Paul and I were driving back from Florida yesterday after spending a few cold and rainy days with friends. While Paul was at the wheel, I read an article about “orange wines” which I at first thought meant wines made from oranges. Oh, how wrong I was.
Turns out that orange wines, named for their color, are the darlings of hip sommeliers and wine intellectuals. So trendy…so cutting edge. I like to pretend that I’m in the forefront of current fashion and figured I’d better do some more investigating when I got home. Today, I called around to half a dozen retailers and discovered that none of them knew about orange wines (all of them thinking, as I had, that they were made from the fruit). This got me excited because it means that, maybe for once, I really am ahead of the curve.
The article I read in the car said only that the wines were “kept at length on the grape skins as they are made.” So how are these different than rosés, I wondered. Rosé wines are made by leaving the crushed skins of red grapes in contact with the juice for a short period of time (hours or days) which imparts a pink color.
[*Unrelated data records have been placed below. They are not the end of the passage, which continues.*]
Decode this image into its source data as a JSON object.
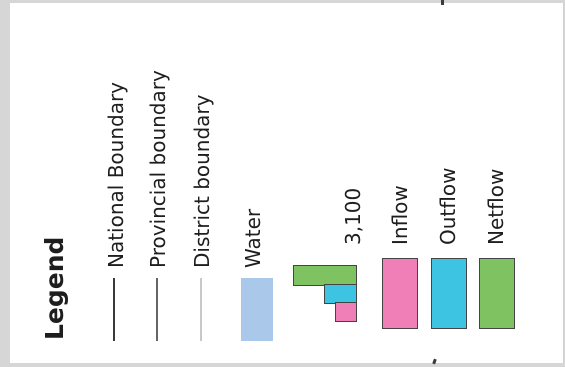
{
  "legend": {
    "title": "Legend",
    "boundaries": [
      {
        "label": "National Boundary",
        "color": "#3a3a3a"
      },
      {
        "label": "Provincial boundary",
        "color": "#666666"
      },
      {
        "label": "District boundary",
        "color": "#c8c8c8"
      }
    ],
    "water": {
      "label": "Water",
      "color": "#a9c8ea"
    },
    "flow_scale": {
      "label": "3,100"
    },
    "flows": [
      {
        "label": "Inflow",
        "color": "#f07fb8"
      },
      {
        "label": "Outflow",
        "color": "#3ec4e3"
      },
      {
        "label": "Netflow",
        "color": "#7ec262"
      }
    ]
  }
}
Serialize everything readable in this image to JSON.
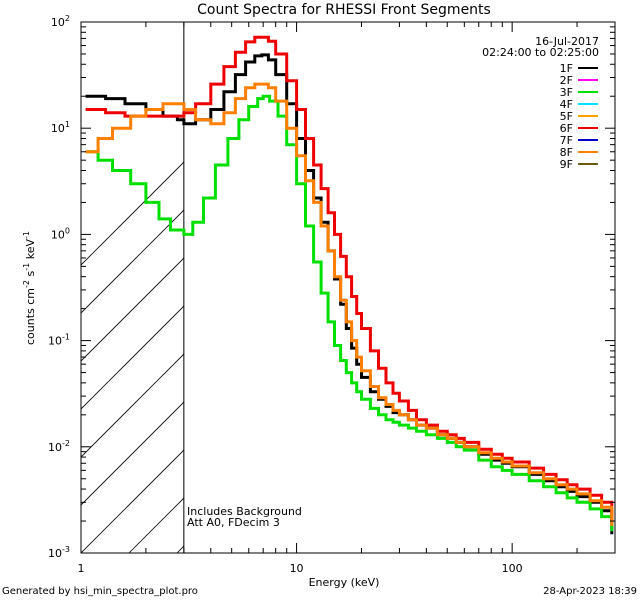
{
  "chart_data": {
    "type": "line",
    "title": "Count Spectra for RHESSI Front Segments",
    "xlabel": "Energy (keV)",
    "ylabel_parts": [
      "counts cm",
      "-2",
      " s",
      "-1",
      " keV",
      "-1"
    ],
    "xscale": "log",
    "yscale": "log",
    "xlim": [
      1,
      300
    ],
    "ylim": [
      0.001,
      100
    ],
    "x_ticks": [
      {
        "value": 1,
        "label": "1"
      },
      {
        "value": 10,
        "label": "10"
      },
      {
        "value": 100,
        "label": "100"
      }
    ],
    "y_ticks": [
      {
        "exp": -3,
        "label_base": "10",
        "label_exp": "-3"
      },
      {
        "exp": -2,
        "label_base": "10",
        "label_exp": "-2"
      },
      {
        "exp": -1,
        "label_base": "10",
        "label_exp": "-1"
      },
      {
        "exp": 0,
        "label_base": "10",
        "label_exp": "0"
      },
      {
        "exp": 1,
        "label_base": "10",
        "label_exp": "1"
      },
      {
        "exp": 2,
        "label_base": "10",
        "label_exp": "2"
      }
    ],
    "hatched_region": {
      "x_from": 1,
      "x_to": 3
    },
    "date": "16-Jul-2017",
    "time_range": "02:24:00 to 02:25:00",
    "annotations": [
      "Includes Background",
      "Att A0, FDecim 3"
    ],
    "legend": [
      {
        "name": "1F",
        "color": "#000000"
      },
      {
        "name": "2F",
        "color": "#ff00ff"
      },
      {
        "name": "3F",
        "color": "#00e000"
      },
      {
        "name": "4F",
        "color": "#00e0ff"
      },
      {
        "name": "5F",
        "color": "#ffa000"
      },
      {
        "name": "6F",
        "color": "#ee0000"
      },
      {
        "name": "7F",
        "color": "#0000cc"
      },
      {
        "name": "8F",
        "color": "#ff8000"
      },
      {
        "name": "9F",
        "color": "#6b5a10"
      }
    ],
    "series": [
      {
        "name": "1F",
        "color": "#000000",
        "points": [
          [
            1.05,
            20
          ],
          [
            1.3,
            19
          ],
          [
            1.6,
            17
          ],
          [
            2.0,
            15
          ],
          [
            2.4,
            13
          ],
          [
            2.8,
            12
          ],
          [
            3.0,
            11
          ],
          [
            3.4,
            12
          ],
          [
            4.0,
            15
          ],
          [
            4.6,
            22
          ],
          [
            5.2,
            32
          ],
          [
            5.8,
            42
          ],
          [
            6.4,
            48
          ],
          [
            6.9,
            49
          ],
          [
            7.4,
            44
          ],
          [
            8.0,
            32
          ],
          [
            9.0,
            17
          ],
          [
            10,
            8
          ],
          [
            11,
            4
          ],
          [
            12,
            2.2
          ],
          [
            13,
            1.3
          ],
          [
            14,
            0.7
          ],
          [
            15,
            0.38
          ],
          [
            16,
            0.22
          ],
          [
            17,
            0.13
          ],
          [
            18,
            0.085
          ],
          [
            19,
            0.06
          ],
          [
            20,
            0.045
          ],
          [
            22,
            0.033
          ],
          [
            24,
            0.028
          ],
          [
            26,
            0.024
          ],
          [
            28,
            0.021
          ],
          [
            30,
            0.02
          ],
          [
            33,
            0.018
          ],
          [
            36,
            0.016
          ],
          [
            40,
            0.015
          ],
          [
            45,
            0.013
          ],
          [
            50,
            0.012
          ],
          [
            55,
            0.011
          ],
          [
            60,
            0.01
          ],
          [
            70,
            0.0085
          ],
          [
            80,
            0.0075
          ],
          [
            90,
            0.007
          ],
          [
            100,
            0.0065
          ],
          [
            120,
            0.0055
          ],
          [
            140,
            0.0048
          ],
          [
            160,
            0.0042
          ],
          [
            180,
            0.0038
          ],
          [
            200,
            0.0034
          ],
          [
            230,
            0.003
          ],
          [
            260,
            0.0025
          ],
          [
            290,
            0.0015
          ]
        ]
      },
      {
        "name": "3F",
        "color": "#00e000",
        "points": [
          [
            1.05,
            6
          ],
          [
            1.2,
            5
          ],
          [
            1.4,
            4
          ],
          [
            1.7,
            3
          ],
          [
            2.0,
            2
          ],
          [
            2.3,
            1.4
          ],
          [
            2.6,
            1.1
          ],
          [
            3.0,
            1.0
          ],
          [
            3.3,
            1.3
          ],
          [
            3.7,
            2.2
          ],
          [
            4.2,
            4.5
          ],
          [
            4.8,
            8
          ],
          [
            5.4,
            12
          ],
          [
            6.0,
            16
          ],
          [
            6.6,
            19
          ],
          [
            7.0,
            20
          ],
          [
            7.5,
            18
          ],
          [
            8.2,
            13
          ],
          [
            9.0,
            7
          ],
          [
            10,
            3
          ],
          [
            11,
            1.2
          ],
          [
            12,
            0.55
          ],
          [
            13,
            0.28
          ],
          [
            14,
            0.15
          ],
          [
            15,
            0.09
          ],
          [
            16,
            0.065
          ],
          [
            17,
            0.05
          ],
          [
            18,
            0.04
          ],
          [
            19,
            0.033
          ],
          [
            20,
            0.028
          ],
          [
            22,
            0.023
          ],
          [
            24,
            0.02
          ],
          [
            26,
            0.018
          ],
          [
            28,
            0.017
          ],
          [
            30,
            0.016
          ],
          [
            33,
            0.015
          ],
          [
            36,
            0.014
          ],
          [
            40,
            0.013
          ],
          [
            45,
            0.012
          ],
          [
            50,
            0.011
          ],
          [
            55,
            0.01
          ],
          [
            60,
            0.0093
          ],
          [
            70,
            0.0075
          ],
          [
            80,
            0.0065
          ],
          [
            90,
            0.006
          ],
          [
            100,
            0.0055
          ],
          [
            120,
            0.0048
          ],
          [
            140,
            0.0042
          ],
          [
            160,
            0.0037
          ],
          [
            180,
            0.0033
          ],
          [
            200,
            0.003
          ],
          [
            230,
            0.0026
          ],
          [
            260,
            0.0022
          ],
          [
            290,
            0.0016
          ]
        ]
      },
      {
        "name": "6F",
        "color": "#ee0000",
        "points": [
          [
            1.05,
            15
          ],
          [
            1.3,
            14
          ],
          [
            1.6,
            13
          ],
          [
            2.0,
            13
          ],
          [
            2.4,
            13
          ],
          [
            2.8,
            13
          ],
          [
            3.0,
            14
          ],
          [
            3.4,
            17
          ],
          [
            4.0,
            26
          ],
          [
            4.6,
            38
          ],
          [
            5.2,
            52
          ],
          [
            5.8,
            65
          ],
          [
            6.4,
            72
          ],
          [
            6.9,
            72
          ],
          [
            7.4,
            66
          ],
          [
            8.0,
            50
          ],
          [
            9.0,
            28
          ],
          [
            10,
            15
          ],
          [
            11,
            8
          ],
          [
            12,
            4.5
          ],
          [
            13,
            2.7
          ],
          [
            14,
            1.6
          ],
          [
            15,
            1.0
          ],
          [
            16,
            0.62
          ],
          [
            17,
            0.4
          ],
          [
            18,
            0.26
          ],
          [
            19,
            0.18
          ],
          [
            20,
            0.13
          ],
          [
            22,
            0.08
          ],
          [
            24,
            0.055
          ],
          [
            26,
            0.04
          ],
          [
            28,
            0.032
          ],
          [
            30,
            0.027
          ],
          [
            33,
            0.022
          ],
          [
            36,
            0.018
          ],
          [
            40,
            0.016
          ],
          [
            45,
            0.014
          ],
          [
            50,
            0.013
          ],
          [
            55,
            0.012
          ],
          [
            60,
            0.011
          ],
          [
            70,
            0.0095
          ],
          [
            80,
            0.0085
          ],
          [
            90,
            0.0078
          ],
          [
            100,
            0.0072
          ],
          [
            120,
            0.0063
          ],
          [
            140,
            0.0055
          ],
          [
            160,
            0.0049
          ],
          [
            180,
            0.0044
          ],
          [
            200,
            0.004
          ],
          [
            230,
            0.0035
          ],
          [
            260,
            0.003
          ],
          [
            290,
            0.002
          ]
        ]
      },
      {
        "name": "8F",
        "color": "#ff8000",
        "points": [
          [
            1.05,
            6
          ],
          [
            1.2,
            8
          ],
          [
            1.4,
            10
          ],
          [
            1.7,
            13
          ],
          [
            2.0,
            15
          ],
          [
            2.4,
            17
          ],
          [
            2.8,
            17
          ],
          [
            3.0,
            15
          ],
          [
            3.4,
            12
          ],
          [
            4.0,
            11
          ],
          [
            4.6,
            14
          ],
          [
            5.2,
            19
          ],
          [
            5.8,
            24
          ],
          [
            6.4,
            26
          ],
          [
            6.9,
            26
          ],
          [
            7.4,
            24
          ],
          [
            8.0,
            18
          ],
          [
            9.0,
            10
          ],
          [
            10,
            5.5
          ],
          [
            11,
            3.2
          ],
          [
            12,
            2
          ],
          [
            13,
            1.2
          ],
          [
            14,
            0.7
          ],
          [
            15,
            0.4
          ],
          [
            16,
            0.24
          ],
          [
            17,
            0.15
          ],
          [
            18,
            0.1
          ],
          [
            19,
            0.07
          ],
          [
            20,
            0.052
          ],
          [
            22,
            0.037
          ],
          [
            24,
            0.029
          ],
          [
            26,
            0.025
          ],
          [
            28,
            0.022
          ],
          [
            30,
            0.02
          ],
          [
            33,
            0.018
          ],
          [
            36,
            0.016
          ],
          [
            40,
            0.015
          ],
          [
            45,
            0.013
          ],
          [
            50,
            0.012
          ],
          [
            55,
            0.011
          ],
          [
            60,
            0.01
          ],
          [
            70,
            0.0088
          ],
          [
            80,
            0.0078
          ],
          [
            90,
            0.0072
          ],
          [
            100,
            0.0066
          ],
          [
            120,
            0.0057
          ],
          [
            140,
            0.005
          ],
          [
            160,
            0.0044
          ],
          [
            180,
            0.004
          ],
          [
            200,
            0.0036
          ],
          [
            230,
            0.0031
          ],
          [
            260,
            0.0027
          ],
          [
            290,
            0.0018
          ]
        ]
      }
    ]
  },
  "footer": {
    "generated_by": "Generated by hsi_min_spectra_plot.pro",
    "timestamp": "28-Apr-2023 18:39"
  }
}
And here’s what I found out about orange wines: They’re made by leaving the skins of white grapes in contact with the juice for a prolonged period of time (days, weeks or months) which imparts an orange color.
How do orange wines taste? I don’t know. Yet. A couple of the retailers are trying to find some for me to try. But just the fact that the juice is in contact with the skins for so long, you can expect these to have tannins that you wouldn’t ordinarily find in a white wine. I’ll report back.
One thing I did find out: this technique of fermenting white wines with their skins goes back thousands of years. But the process was pretty much abandoned when the “correct” way to produce white wines came into vogue. And now, it’s back.
It’s a lot like clothing. If you lived through the 60s or 70s (or have pictures of your parents during that era) you know that fashion repeats itself. Look around: wrap dresses, peasant tops, platform shoes. What was old is new again. That goes for wine too.